The problem with establishing anything with confidence is wrapped up in one of Mitchell’s main contentions: That the world of financial journalism is relatively small; limited – at the time of his reporting, anyway – to one network (CNBC), a couple of newspapers (New York Times, Wall Street Journal) and a handful of magazines (Forbes, Barron’s, Fortune). If the economic news cycle is almost entirely determined by such a tiny group then it is possible to court and capture the prime movers. Even more importantly, the scope of respectable topics and people can be so strictly defined and narrowed that those marked for ostracism can be almost entirely silenced.

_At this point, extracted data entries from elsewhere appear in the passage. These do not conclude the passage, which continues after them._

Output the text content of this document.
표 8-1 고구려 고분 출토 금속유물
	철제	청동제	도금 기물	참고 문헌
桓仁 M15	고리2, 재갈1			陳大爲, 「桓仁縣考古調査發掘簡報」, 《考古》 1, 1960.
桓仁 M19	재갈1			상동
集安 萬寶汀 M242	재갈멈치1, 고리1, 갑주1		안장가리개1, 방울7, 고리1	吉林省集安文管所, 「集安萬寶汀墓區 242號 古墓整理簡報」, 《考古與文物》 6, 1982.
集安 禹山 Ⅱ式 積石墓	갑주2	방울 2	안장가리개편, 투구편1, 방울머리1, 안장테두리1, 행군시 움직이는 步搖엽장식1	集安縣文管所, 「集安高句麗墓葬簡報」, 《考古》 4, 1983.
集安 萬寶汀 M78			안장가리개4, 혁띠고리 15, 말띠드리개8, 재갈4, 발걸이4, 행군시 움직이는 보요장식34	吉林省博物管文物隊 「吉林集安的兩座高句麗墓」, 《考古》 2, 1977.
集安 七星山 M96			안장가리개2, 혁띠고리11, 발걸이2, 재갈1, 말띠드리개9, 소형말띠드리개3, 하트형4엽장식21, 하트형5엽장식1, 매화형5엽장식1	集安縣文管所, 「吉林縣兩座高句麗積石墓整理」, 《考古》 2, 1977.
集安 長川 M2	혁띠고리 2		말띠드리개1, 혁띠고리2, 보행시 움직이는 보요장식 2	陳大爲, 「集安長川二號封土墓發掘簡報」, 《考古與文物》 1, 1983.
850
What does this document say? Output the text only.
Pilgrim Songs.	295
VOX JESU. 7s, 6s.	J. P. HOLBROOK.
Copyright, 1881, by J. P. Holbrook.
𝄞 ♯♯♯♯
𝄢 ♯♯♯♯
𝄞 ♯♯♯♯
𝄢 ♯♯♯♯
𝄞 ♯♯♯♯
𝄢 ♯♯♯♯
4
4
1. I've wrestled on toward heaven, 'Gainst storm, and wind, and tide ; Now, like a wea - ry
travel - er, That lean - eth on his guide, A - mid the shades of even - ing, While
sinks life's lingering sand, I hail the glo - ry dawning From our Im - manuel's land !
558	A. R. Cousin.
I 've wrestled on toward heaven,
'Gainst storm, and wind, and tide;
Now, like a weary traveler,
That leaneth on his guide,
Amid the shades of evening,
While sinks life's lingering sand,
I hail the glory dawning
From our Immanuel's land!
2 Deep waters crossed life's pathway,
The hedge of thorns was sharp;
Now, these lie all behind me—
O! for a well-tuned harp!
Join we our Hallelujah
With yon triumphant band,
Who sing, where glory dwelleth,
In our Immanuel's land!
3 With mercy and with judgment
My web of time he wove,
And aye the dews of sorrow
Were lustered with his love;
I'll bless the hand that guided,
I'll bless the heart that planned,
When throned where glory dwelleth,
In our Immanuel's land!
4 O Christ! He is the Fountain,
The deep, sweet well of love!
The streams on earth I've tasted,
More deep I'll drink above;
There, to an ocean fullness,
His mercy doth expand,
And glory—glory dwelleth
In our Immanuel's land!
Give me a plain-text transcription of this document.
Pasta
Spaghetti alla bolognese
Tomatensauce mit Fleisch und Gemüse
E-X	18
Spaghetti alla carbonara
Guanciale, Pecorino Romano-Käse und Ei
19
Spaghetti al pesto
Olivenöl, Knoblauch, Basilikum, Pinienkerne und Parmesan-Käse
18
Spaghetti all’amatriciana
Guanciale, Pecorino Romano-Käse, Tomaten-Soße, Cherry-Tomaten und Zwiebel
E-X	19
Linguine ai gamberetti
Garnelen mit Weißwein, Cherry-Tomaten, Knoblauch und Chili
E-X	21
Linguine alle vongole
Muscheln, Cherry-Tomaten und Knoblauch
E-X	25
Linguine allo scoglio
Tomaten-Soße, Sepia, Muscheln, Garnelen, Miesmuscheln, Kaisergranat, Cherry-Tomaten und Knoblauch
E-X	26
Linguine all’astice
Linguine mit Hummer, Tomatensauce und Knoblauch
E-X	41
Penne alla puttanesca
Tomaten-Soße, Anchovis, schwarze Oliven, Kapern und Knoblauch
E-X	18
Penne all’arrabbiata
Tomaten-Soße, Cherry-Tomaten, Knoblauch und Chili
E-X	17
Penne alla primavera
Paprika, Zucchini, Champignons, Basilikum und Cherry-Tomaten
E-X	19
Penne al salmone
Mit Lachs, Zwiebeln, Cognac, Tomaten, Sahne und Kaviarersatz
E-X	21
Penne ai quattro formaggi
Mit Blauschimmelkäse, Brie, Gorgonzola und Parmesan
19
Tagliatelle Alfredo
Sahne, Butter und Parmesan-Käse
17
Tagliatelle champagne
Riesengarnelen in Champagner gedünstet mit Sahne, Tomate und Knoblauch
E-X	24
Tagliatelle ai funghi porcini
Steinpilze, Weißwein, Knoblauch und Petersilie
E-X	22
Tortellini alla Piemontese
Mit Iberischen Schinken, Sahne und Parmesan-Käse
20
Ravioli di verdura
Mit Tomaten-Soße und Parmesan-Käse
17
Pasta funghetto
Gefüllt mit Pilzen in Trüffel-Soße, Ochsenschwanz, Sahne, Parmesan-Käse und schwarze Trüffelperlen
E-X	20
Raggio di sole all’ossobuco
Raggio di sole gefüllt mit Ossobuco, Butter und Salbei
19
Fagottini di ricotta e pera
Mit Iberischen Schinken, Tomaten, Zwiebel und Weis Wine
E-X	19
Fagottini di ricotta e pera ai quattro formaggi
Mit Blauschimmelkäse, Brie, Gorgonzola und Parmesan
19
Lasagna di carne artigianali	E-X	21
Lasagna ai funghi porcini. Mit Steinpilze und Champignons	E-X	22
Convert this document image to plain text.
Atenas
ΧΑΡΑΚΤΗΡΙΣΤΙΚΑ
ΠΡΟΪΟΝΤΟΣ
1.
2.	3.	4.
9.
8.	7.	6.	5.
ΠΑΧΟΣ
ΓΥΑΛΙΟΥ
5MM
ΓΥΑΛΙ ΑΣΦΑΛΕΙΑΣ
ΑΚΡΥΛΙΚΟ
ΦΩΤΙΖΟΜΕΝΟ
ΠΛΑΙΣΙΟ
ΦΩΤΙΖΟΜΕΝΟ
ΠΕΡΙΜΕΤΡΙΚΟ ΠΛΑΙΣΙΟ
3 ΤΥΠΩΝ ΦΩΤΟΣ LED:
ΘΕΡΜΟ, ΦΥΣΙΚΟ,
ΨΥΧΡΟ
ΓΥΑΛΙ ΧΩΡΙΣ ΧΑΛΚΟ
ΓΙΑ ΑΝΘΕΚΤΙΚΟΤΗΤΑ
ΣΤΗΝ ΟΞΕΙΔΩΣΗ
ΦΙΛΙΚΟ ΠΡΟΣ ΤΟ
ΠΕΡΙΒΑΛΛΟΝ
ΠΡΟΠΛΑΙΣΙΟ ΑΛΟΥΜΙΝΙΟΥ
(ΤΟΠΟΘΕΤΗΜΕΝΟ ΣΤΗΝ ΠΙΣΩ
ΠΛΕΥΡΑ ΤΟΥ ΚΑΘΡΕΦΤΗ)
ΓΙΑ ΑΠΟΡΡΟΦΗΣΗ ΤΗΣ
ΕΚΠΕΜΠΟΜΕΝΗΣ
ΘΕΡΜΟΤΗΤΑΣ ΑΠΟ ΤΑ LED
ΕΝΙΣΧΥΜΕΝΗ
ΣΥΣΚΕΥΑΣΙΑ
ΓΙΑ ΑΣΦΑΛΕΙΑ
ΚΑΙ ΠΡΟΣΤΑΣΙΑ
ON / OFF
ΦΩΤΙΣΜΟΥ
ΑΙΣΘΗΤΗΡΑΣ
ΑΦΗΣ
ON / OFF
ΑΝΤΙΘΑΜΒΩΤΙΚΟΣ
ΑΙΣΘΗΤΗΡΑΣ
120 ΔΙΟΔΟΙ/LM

This puts the ordinary reader who encounters Deep Capture in a bit of a bind. Anyone coming to it from the world of politics will probably not need to be persuaded that an insular and self-reinforcing elite can decide what is and is not within the bounds of acceptable discourse. It is entirely possible to see a subject like the naked short selling of phantom stock marked as verboten and simply ignored by the most influential outlets. Anyone looking for independent confirmation of Mitchell’s allegations will necessarily be pushed to the fringes of financial journalism, and going there with no prior experience makes it impossible to weigh the credibility of what one finds. You have to go based almost entirely on your intuition and what seems reasonable.
Which is a real shame, because there are some fascinating elements to the story. Sometimes the web he weaves seems a little too sprawling, but other parts ring true. The idea of having a company like Gradient Analytics appear on the scene and almost instantly be hailed as an unimpeachable source of sound research looks a little fishy. So too is the role of an institution I had not heard of before (emphasis in original):
It is also important to recognize the role of The Depository Trust and Clearing Corporation (DTCC), an organization headquartered in New York City. DTCC is where stock trades are processed – more than $1.5 quadrillion worth of them every year. That’s 30 times larger than the entire gross product of the entire planet.
Which brings us back to the SEC. It ostensibly regulates the DTCC, but according to Mitchell that amounts to little more than walking in a couple times per year, kicking the tires and asking, “so how’s everything going?” When I read about moving SEC oversight to the Fed I immediately thought, would they do a better job? Would we know more about how the DTCC operates, and what role it might have played in the meltdown of the financial services industry? What would it take to get some light shining in there? With all due respect to the president, spending time and energy trying to yank pieces of authority out of Congress’ orbit and closer to his helps prevent discussions like that from even starting.